I'm sure that you are spoiled by Chinese - we only have three "real" chinese rest in Austin. Sunflower is the best Vietnamese, IMHO. More than the typical Pho and ubiquitous Bun. Ohlen and 183. Service sucks and it is in a strip mall but they have some nice preparations that you can't find elsewhere.
And I'll say it again: We have a world class Thai restaurant right on Guadalupe (2500 block): Madam Mam's. BYOB as well. I've never been to a better thai restuarant. (look of their website for a menu if you are interested)
Phew. You'd better post after your trip!
PS - you'll need to see some Honky Tonks. On S. Lamar, go to the Broken Spoke for a interesting evening. All types of Austinites with lots of Hats. Ginny's Little Longhorn on 5500 Burnet Rd. Go on Sunday at around 4 PM, where you will see a live Chicken on a checkerboard. Tats and hats kind of place.
I haven't been to the retaurant that you described. I looked on line, and it appears to be near Ft. Worth.
Here are my favorites (from their menu):
"Som Tum (Papaya Salad
Shredded green papaya seasoned with lime juice, thai peppers, palm sugar, fish sauce, tomatoes and garlic, and topped with roasted peanuts and dried shrimp.
Tom Khlong (with Chicken or Tofu)
(Choice of rice stick, flat rice or bean thread noodles) in a hot and spicy soup made of roasted galanga, shallots, Thai peppers, and garlic mixed with lemongrass, magrood leaves, lime juice, fish sauce and palm sugar. Topped with roasted Thai peppers."
"Pad Thai (Chicken or Tofu)
Rice stick noodles stir fried with chicken, egg, small fresh tofu, bean sprouts and crushed peanuts in a very tasty, tangy, sweet sauce served with bean sprouts
Guay Teaw Kua Gai
Flat rice noodle stir fried with chicken, eggs, bean sprouts, and pickled radish in a soy sauce mixture, served with green leaf lettuce.
Tom Kha (Chicken or Tofu) - You can also get an artichoke version that is elsewhere on the menu - that is very good.

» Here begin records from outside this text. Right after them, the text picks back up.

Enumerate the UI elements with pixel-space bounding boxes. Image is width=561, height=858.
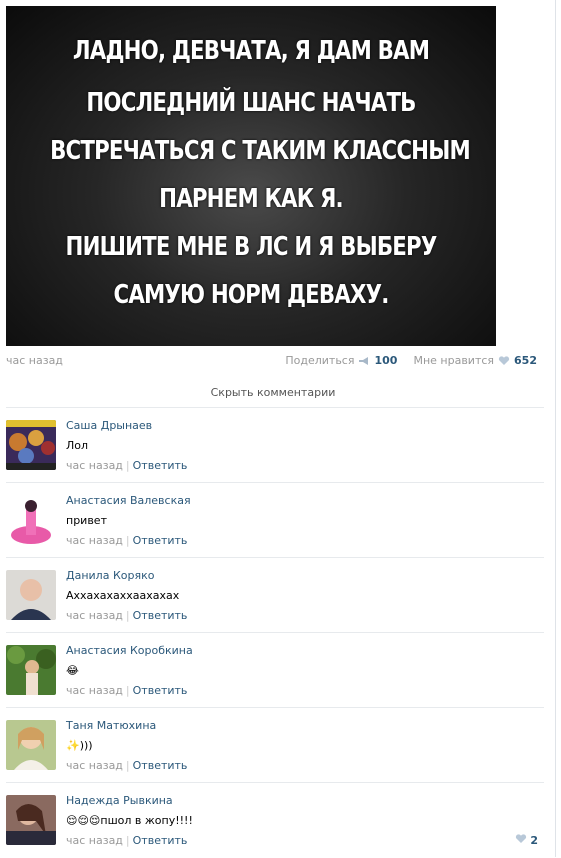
avatar[interactable] — [6, 570, 56, 620]
reply-button[interactable]: Ответить — [133, 834, 188, 847]
avatar[interactable] — [6, 720, 56, 770]
comment-author[interactable]: Данила Коряко — [66, 569, 154, 582]
like-link[interactable]: Мне нравится — [413, 354, 494, 367]
reply-button[interactable]: Ответить — [133, 759, 188, 772]
share-link[interactable]: Поделиться — [285, 354, 354, 367]
heart-icon — [515, 834, 526, 843]
megaphone-icon — [359, 356, 369, 365]
comment-footer: час назад | Ответить — [66, 609, 188, 622]
comment-author[interactable]: Саша Дрынаев — [66, 419, 152, 432]
reply-button[interactable]: Ответить — [133, 459, 188, 472]
comment-author[interactable]: Надежда Рывкина — [66, 794, 173, 807]
comment-text: 😂 — [66, 664, 79, 677]
like-count: 652 — [514, 354, 537, 367]
comment-like-count: 2 — [530, 834, 538, 847]
comment-footer: час назад | Ответить — [66, 759, 188, 772]
comment-author[interactable]: Таня Матюхина — [66, 719, 156, 732]
comment-likes[interactable]: 2 — [515, 834, 538, 847]
comment-footer: час назад | Ответить — [66, 459, 188, 472]
comment-author[interactable]: Анастасия Коробкина — [66, 644, 193, 657]
comment-text: 😌😌😌пшол в жопу!!!! — [66, 814, 193, 827]
post-image[interactable]: ЛАДНО, ДЕВЧАТА, Я ДАМ ВАМ ПОСЛЕДНИЙ ШАНС… — [6, 6, 496, 346]
image-text-line: САМУЮ НОРМ ДЕВАХУ. — [113, 280, 389, 310]
comment-author[interactable]: Анастасия Валевская — [66, 494, 191, 507]
comment-text: ✨))) — [66, 739, 93, 752]
comment-item: Надежда Рывкина 😌😌😌пшол в жопу!!!! час н… — [6, 783, 544, 858]
comment-footer: час назад | Ответить — [66, 534, 188, 547]
comment-time[interactable]: час назад — [66, 684, 123, 697]
comment-footer: час назад | Ответить — [66, 684, 188, 697]
share-count: 100 — [374, 354, 398, 367]
heart-icon[interactable] — [498, 355, 510, 366]
reply-button[interactable]: Ответить — [133, 609, 188, 622]
comment-time[interactable]: час назад — [66, 534, 123, 547]
comment-item: Таня Матюхина ✨))) час назад | Ответить — [6, 708, 544, 783]
reply-button[interactable]: Ответить — [133, 684, 188, 697]
reply-button[interactable]: Ответить — [133, 534, 188, 547]
comment-item: Данила Коряко Аххахахаххаахахах час наза… — [6, 558, 544, 633]
image-text-line: ПОСЛЕДНИЙ ШАНС НАЧАТЬ — [86, 88, 416, 118]
hide-comments-link[interactable]: Скрыть комментарии — [0, 386, 546, 399]
image-text-line: ВСТРЕЧАТЬСЯ С ТАКИМ КЛАССНЫМ — [50, 136, 471, 166]
comment-time[interactable]: час назад — [66, 834, 123, 847]
image-text-line: ЛАДНО, ДЕВЧАТА, Я ДАМ ВАМ — [72, 36, 430, 66]
comment-text: привет — [66, 514, 107, 527]
right-border — [555, 0, 556, 857]
post-actions: Поделиться 100 Мне нравится 652 — [285, 354, 537, 367]
avatar[interactable] — [6, 795, 56, 845]
comment-time[interactable]: час назад — [66, 459, 123, 472]
comment-text: Аххахахаххаахахах — [66, 589, 180, 602]
comment-item: Анастасия Валевская привет час назад | Отв… — [6, 483, 544, 558]
avatar[interactable] — [6, 645, 56, 695]
image-text-line: ПАРНЕМ КАК Я. — [159, 184, 343, 214]
post-time[interactable]: час назад — [6, 354, 63, 367]
comment-footer: час назад | Ответить — [66, 834, 188, 847]
image-text-line: ПИШИТЕ МНЕ В ЛС И Я ВЫБЕРУ — [65, 232, 438, 262]
comment-time[interactable]: час назад — [66, 609, 123, 622]
comment-item: Анастасия Коробкина 😂 час назад | Ответить — [6, 633, 544, 708]
comment-text: Лол — [66, 439, 89, 452]
avatar[interactable] — [6, 420, 56, 470]
avatar[interactable] — [6, 495, 56, 545]
comment-time[interactable]: час назад — [66, 759, 123, 772]
comment-item: Саша Дрынаев Лол час назад | Ответить — [6, 408, 544, 483]
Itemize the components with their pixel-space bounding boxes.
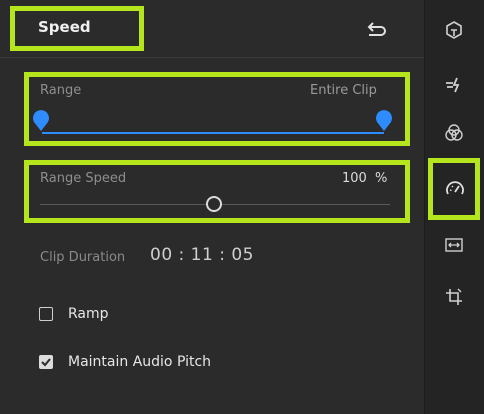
maintain-audio-pitch-checkbox[interactable] xyxy=(39,355,53,369)
panel-header: Speed xyxy=(0,0,424,58)
ramp-label[interactable]: Ramp xyxy=(68,306,109,322)
crop-icon[interactable] xyxy=(443,286,465,308)
panel-title: Speed xyxy=(38,18,91,36)
range-start-handle[interactable] xyxy=(32,110,50,132)
checkmark-icon xyxy=(41,358,51,367)
reset-icon[interactable] xyxy=(366,19,388,37)
speed-panel: Speed Range Entire Clip Range Speed 100 … xyxy=(0,0,424,414)
speed-gauge-icon[interactable] xyxy=(444,178,466,200)
range-label: Range xyxy=(40,83,82,98)
range-track[interactable] xyxy=(42,132,384,134)
maintain-audio-pitch-label[interactable]: Maintain Audio Pitch xyxy=(68,354,211,370)
color-wheel-icon[interactable] xyxy=(443,19,465,41)
range-speed-slider-thumb[interactable] xyxy=(206,196,222,212)
clip-duration-value[interactable]: 00 : 11 : 05 xyxy=(150,245,254,265)
auto-enhance-icon[interactable] xyxy=(443,74,465,96)
range-speed-label: Range Speed xyxy=(40,171,127,186)
range-speed-value: 100 % xyxy=(342,171,387,186)
ramp-checkbox[interactable] xyxy=(39,307,53,321)
range-end-handle[interactable] xyxy=(375,110,393,132)
color-circles-icon[interactable] xyxy=(443,122,465,144)
range-value: Entire Clip xyxy=(310,83,377,98)
range-speed-number: 100 xyxy=(342,171,367,186)
clip-duration-label: Clip Duration xyxy=(40,250,126,265)
stretch-icon[interactable] xyxy=(443,234,465,256)
range-speed-highlight xyxy=(24,160,410,223)
range-speed-unit: % xyxy=(374,171,388,186)
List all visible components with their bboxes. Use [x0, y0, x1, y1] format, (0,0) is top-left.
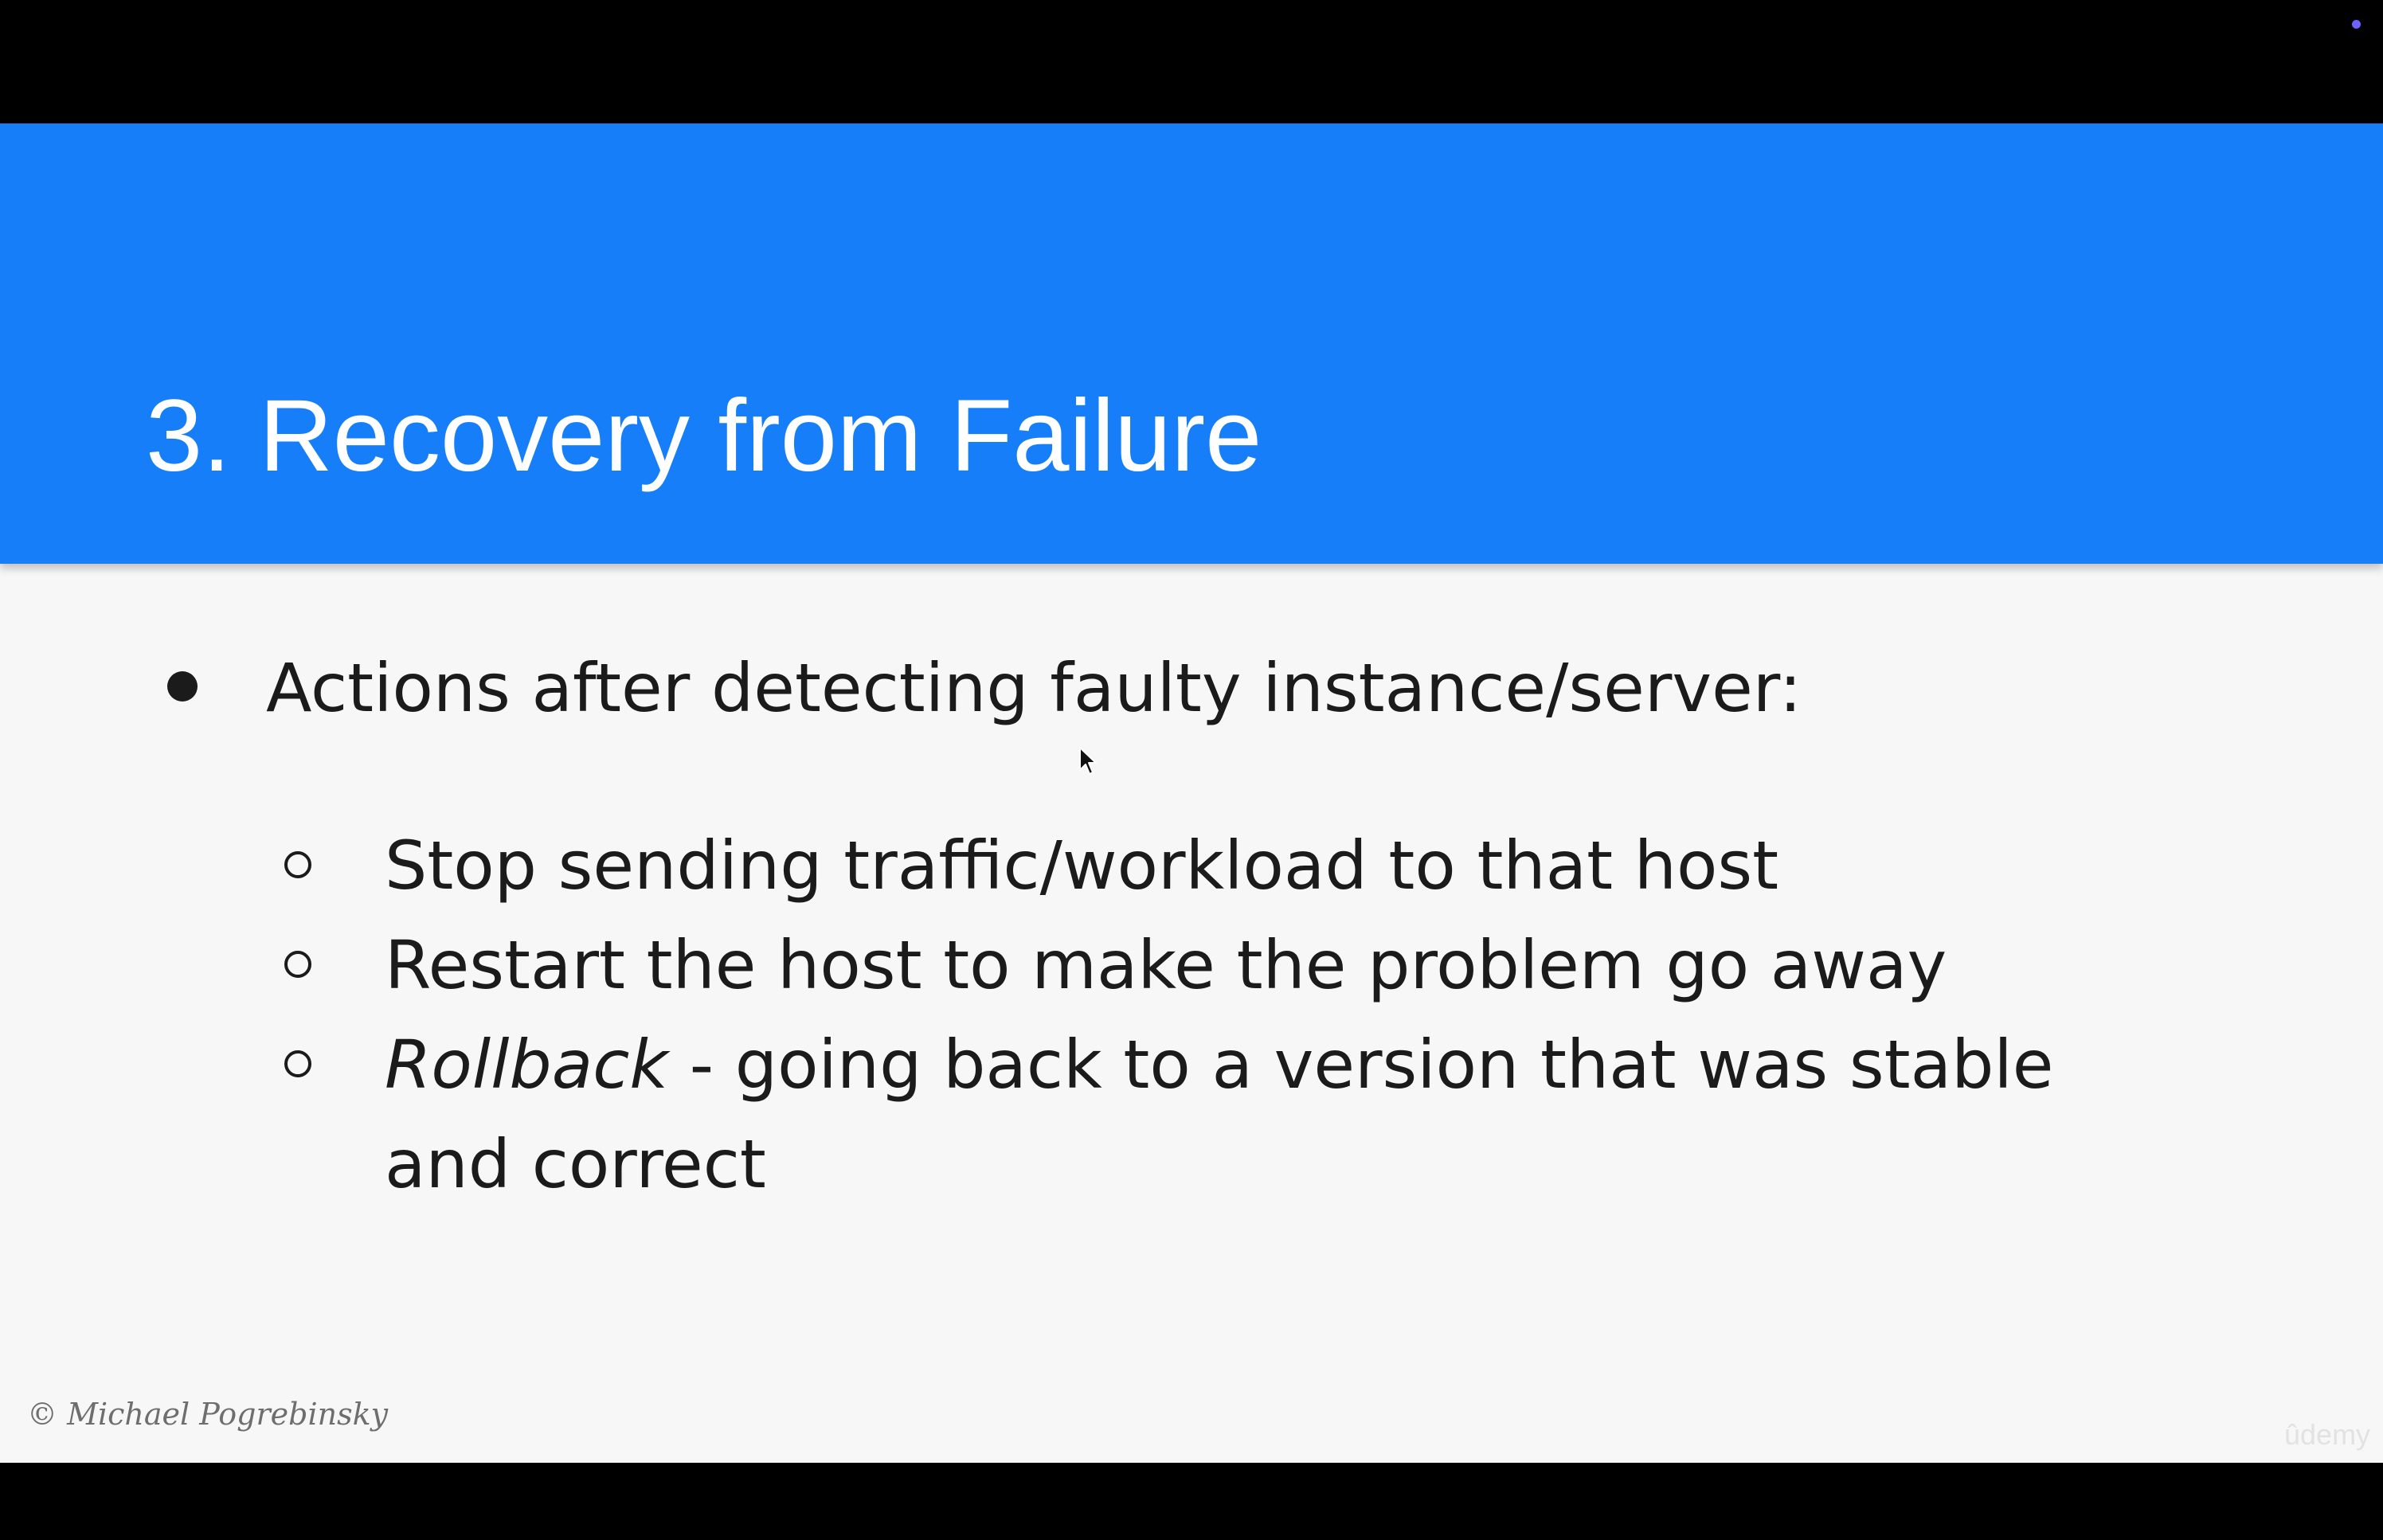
status-indicator-dot [2352, 20, 2361, 29]
hollow-bullet-icon [284, 1050, 311, 1077]
hollow-bullet-icon [284, 951, 311, 978]
sub-bullet-text: Stop sending traffic/workload to that ho… [385, 816, 2177, 916]
copyright-notice: © Michael Pogrebinsky [27, 1397, 389, 1432]
video-player-screen: 3. Recovery from Failure Actions after d… [0, 0, 2383, 1540]
bullet-list: Actions after detecting faulty instance/… [0, 123, 2383, 1463]
filled-bullet-icon [167, 671, 198, 702]
sub-bullet-text: Restart the host to make the problem go … [385, 916, 2177, 1015]
bullet-text: Actions after detecting faulty instance/… [266, 649, 1802, 727]
sub-bullet-text: Rollback - going back to a version that … [385, 1015, 2177, 1214]
bottom-letterbox [0, 1463, 2383, 1540]
udemy-watermark-logo: ûdemy [2284, 1418, 2371, 1451]
sub-bullet-emphasis: Rollback [385, 1026, 669, 1104]
top-letterbox [0, 0, 2383, 123]
sub-bullet-body: Restart the host to make the problem go … [385, 926, 1947, 1004]
sub-bullet-body: Stop sending traffic/workload to that ho… [385, 827, 1779, 905]
presentation-slide: 3. Recovery from Failure Actions after d… [0, 123, 2383, 1463]
mouse-pointer-icon [1079, 747, 1097, 775]
hollow-bullet-icon [284, 851, 311, 878]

Thai coconut soup with lemongrass, magrood leaves, galanga,Thai peppers, lime juice, mushrooms and cilantro. Tasty, smooth, hot sour and spicy. Served with rice."
My overall favorite, with beef:
"Kao Soi (Chicken, Stewed Beef, or Tofu)
Northern Thai red curry soup with egg noodles, pickled mustard, fried shallots, and Thai roasted peppers. Very tasty, hot and spicy.
Tom Kem Salmon
A chunk of salmon slowly cooked in a homemade sauce of garlic, ginger, tamarind, sweet soy sauce and sugar cane. Very tasty.
Prik Khing Catfish
Sugar snap peas with crispy catfish pieces in our homemade curry paste with palm sugar and shredded magrood leaf. Spicy"
just a few ;-)
When you go to Lockhart, I very much recommend Smitty's as the place to go. If there are any pork eaters in your group, I also recomend you get a pork chop, but specifically ask for an "outside cut pork chop." An outside chop is cut from the end of the meat slab, meaning one whole side of it will have the salty crust that makes that BBQ so good. You will be glad you asked for it. I also recommend you buy a whole avocado there and add avacado slices to your meat. I have converted many people with this seemingly incongruous combination.
Also remember that you should go to these BBQ places in Lockhart between 11:00 a.m. at 2:00 p.m. for the best que.